Polk has installed $1.8M of water lines since 2007
Published 2:12 pm Tuesday, November 29, 2011
Engineer reviews history of Polk water departments
Polk County has gained approximately 17 miles of water lines since 2007 and has accrued no debt for its two systems.
The Polk County Board of Commissioners met Monday, Nov. 21 and reviewed the history of the county’s water systems with county engineer Dave Odom.
Polk County began owning a water system when it purchased land for the middle school in Mill Spring and also bought the former Woodland Mills well system and sewer plant. The county extended a line to the Hwy. 108/Hwy. 9 crossroads in Mill Spring in November 2007 for $384,822. The Mill Spring system is known as the Polk County Water Department and has a couple of small extensions, including one that serves residences off Silver Creek Road and another extension that serves the Polk County Agriculture Center.
Polk County’s largest system is known as Polk County Water Department South and was created when Polk agreed to allow Broad River Water Authority (BRWA) to run a line through Green Creek to connect to Inman-Campobello Water District (ICWD) in South Carolina. In exchange for allowing the two systems to connect, Polk County owns the water line, is able to extend the line to Polk customers and is able to purchase up to 600,000 gallons per day of water from the BRWA water source. ICWD maintains Polk County’s south system.
“We really started extending water lines in 2007,” Odom said. “That’s when you first started expressing a vision of a system.”
In 2008, Polk County began to make extensions from the main BRWA line that runs along Hwy. 9. Several extensions have been made from the line, including along Sandy Plains Road, Blackwood Road, Strawberry Road, Claude Gilbert Road, Landrum Road, Green Creek Drive, Melvin Hill and to Peniel Road (see map right).
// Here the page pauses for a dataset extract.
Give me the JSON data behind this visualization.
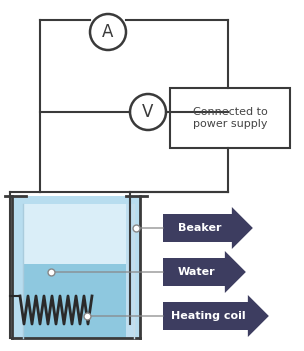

The county has spent $1,834,586 total for extensions and work on both its systems and is currently seeking bids to connect its Mill Spring department to the Town of Columbus water lines. That extension would connect all the water systems in the county, including the systems of Polk, Columbus, Saluda and Tryon. It would be a first step in creating a regional water system since Polk is connected to BRWA and ICWD and Saluda is connected to the Hendersonville water system.
Polk has not financed any work for its water systems yet, paying for extensions out of the budget, through participation fees or from the county fund balance. Polk also purchased Lake Adger for $1.6 million as a future water source and paid for it out of its fund balance.
“You’ve not over-taxed the county’s finances,” Odom said, “and you’ve done it at a rate you’re not seeing large prices (for construction). I commend you for all that.”
Odom said since the county ran a water line from the middle school to Hwy. 9, Polk has completed 10 projects, or about two water projects per year.
When the BRWA and ICWD connection occurred, Polk gained about 8 miles of 20-inch water line and 600,000 gallons of water supply per day, Odom said.
Odom said the county’s water system has provided water to residents who desperately needed it, with the system focusing on main roads. He mentioned residents in Green Creek who now get water from the county but were previously forced to haul water into their homes because their wells had gone dry.
The county’s long-term plan is to build a water plant on county-owned property near the transfer station, but estimates are that won’t occur for several years. Polk is also budgeting funding every year to make repairs to the Lake Adger dam as well as attempting to get the watershed reclassified in order to use the lake as a water source. Polk will have to have at least 1,000 customers prior to using Lake Adger.